Both in 1827 and in 1829, the United States Government attempted to purchase Texas, and in the latter year the proposition was actually made to the Mexican Government to sell to the United States the territory lying to the northwest of the watershed of the River Nueces. It was, however, promptly rejected by that Government.

Naturally these attempts encouraged the colonists in Texas to feel that the United States sympathized with them in their desire for emancipation from Mexican rule, and to hope that this sympathy might, at some future time, lead to positive assistance.

Overthrow of the
federal system
in Mexico.

The Texans were, however, for the moment, left to their own devices. They first tried to have Texas separated from Coahuila and made a separate Commonwealth of the Mexican Union, but the Mexican central government refused to assent to this. This was in 1833. Two years later Santa Anna, the Mexican President, forcibly displaced the federal system of government established in Mexico by the constitution of 1824, and instituted the centralized system, virtually by a presidential edict.

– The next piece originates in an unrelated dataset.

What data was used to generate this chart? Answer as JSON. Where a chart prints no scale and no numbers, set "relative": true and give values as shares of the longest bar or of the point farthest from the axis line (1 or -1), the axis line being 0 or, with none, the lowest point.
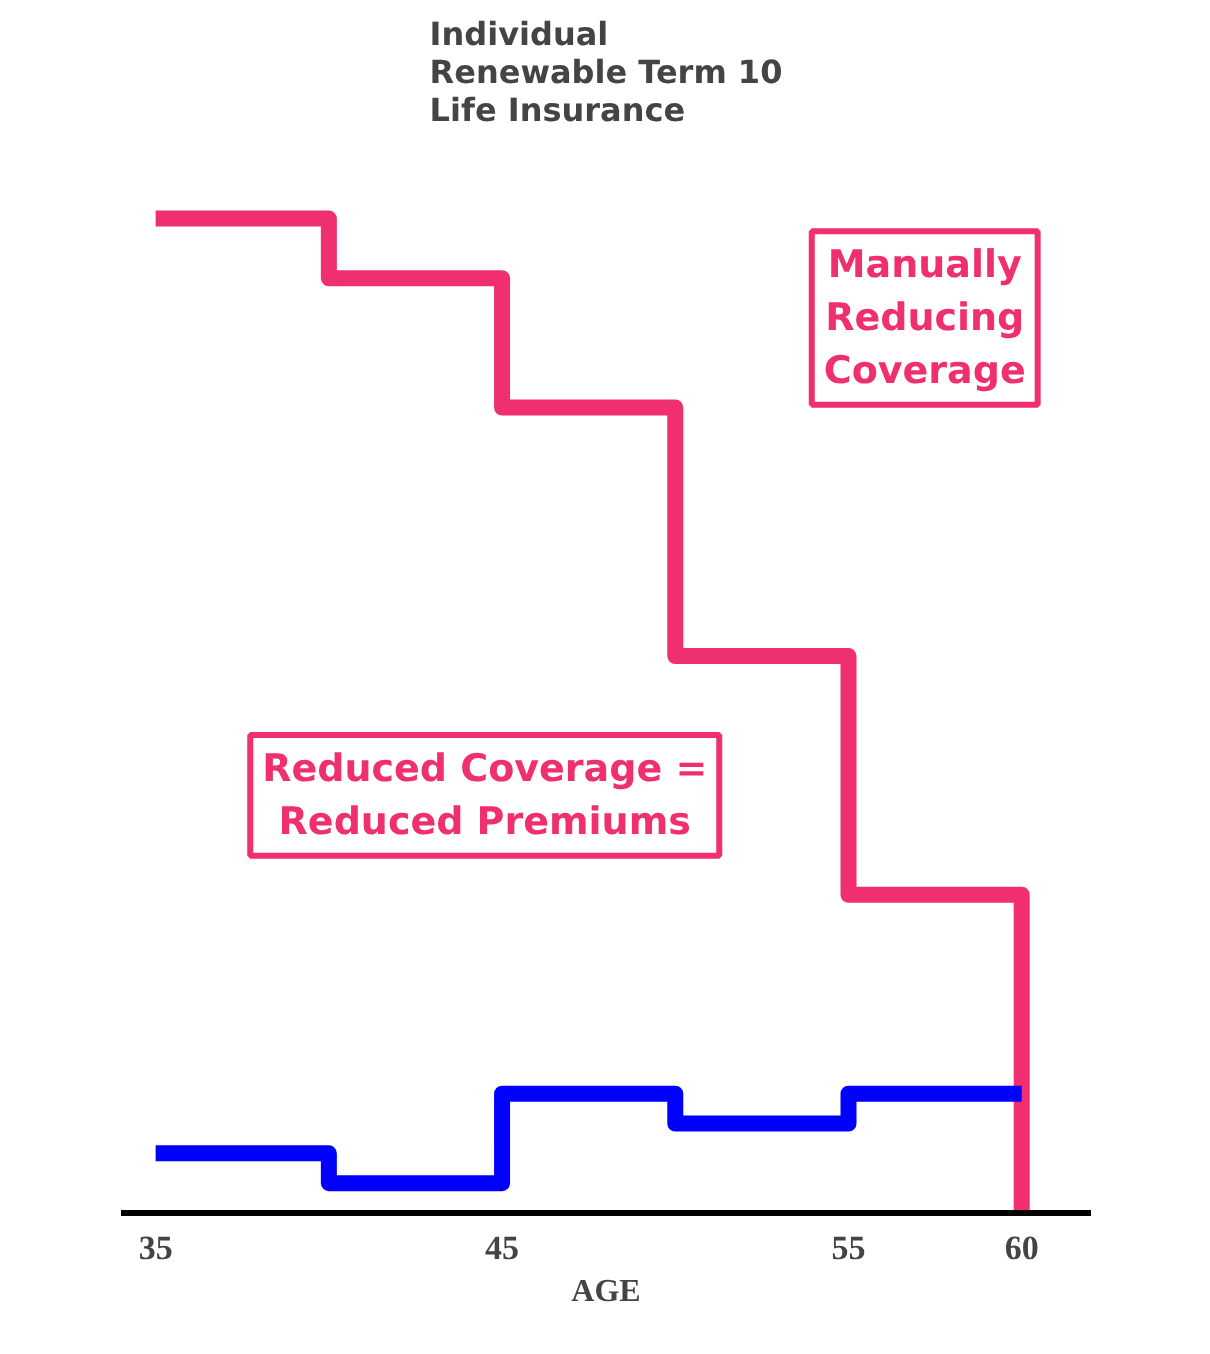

Some of the Commonwealths of the Mexican Union resisted this usurpation of the President, and among them, naturally, was Coahuila-Texas. Moreover, some of the Coahuila members of the legislature of the Commonwealth, partisans of Santa Anna, withdrew from that body, and the Texan members found themselves, for the first time, in a majority in it. Of course the feeling of resistance to the overthrow of the right of local self-government became now a settled and resolute purpose with them, and Santa Anna, upon learning their attitude, resolved to reduce them to obedience by military power.

The Texan
revolution.

In September of 1835, a Mexican war-ship appeared upon the Texan coast, and its commander declared the Texan ports in a state of blockade. About the same time, the Mexican General Cos appeared, with a force of some fifteen hundred soldiers, at the Texan village of Gonzales. The resistance of the inhabitants of the town to Cos' order to surrender their arms precipitated the struggle. The Texans immediately organized a temporary government, drove the Mexicans out of the country before the close of the year, and, on March 2nd, 1836, declared their independence of Mexico.

While the Texan convention, which had declared independence and was framing the constitution for the state of Texas, was still in session, the Mexican soldiery, under the command of Santa Anna himself, returned to Texas and committed the atrocities of the Alamo and of Goliad. After these barbarous deeds there could no longer be any hope of an accommodation between the Mexicans and the Texans. It was independence or extermination.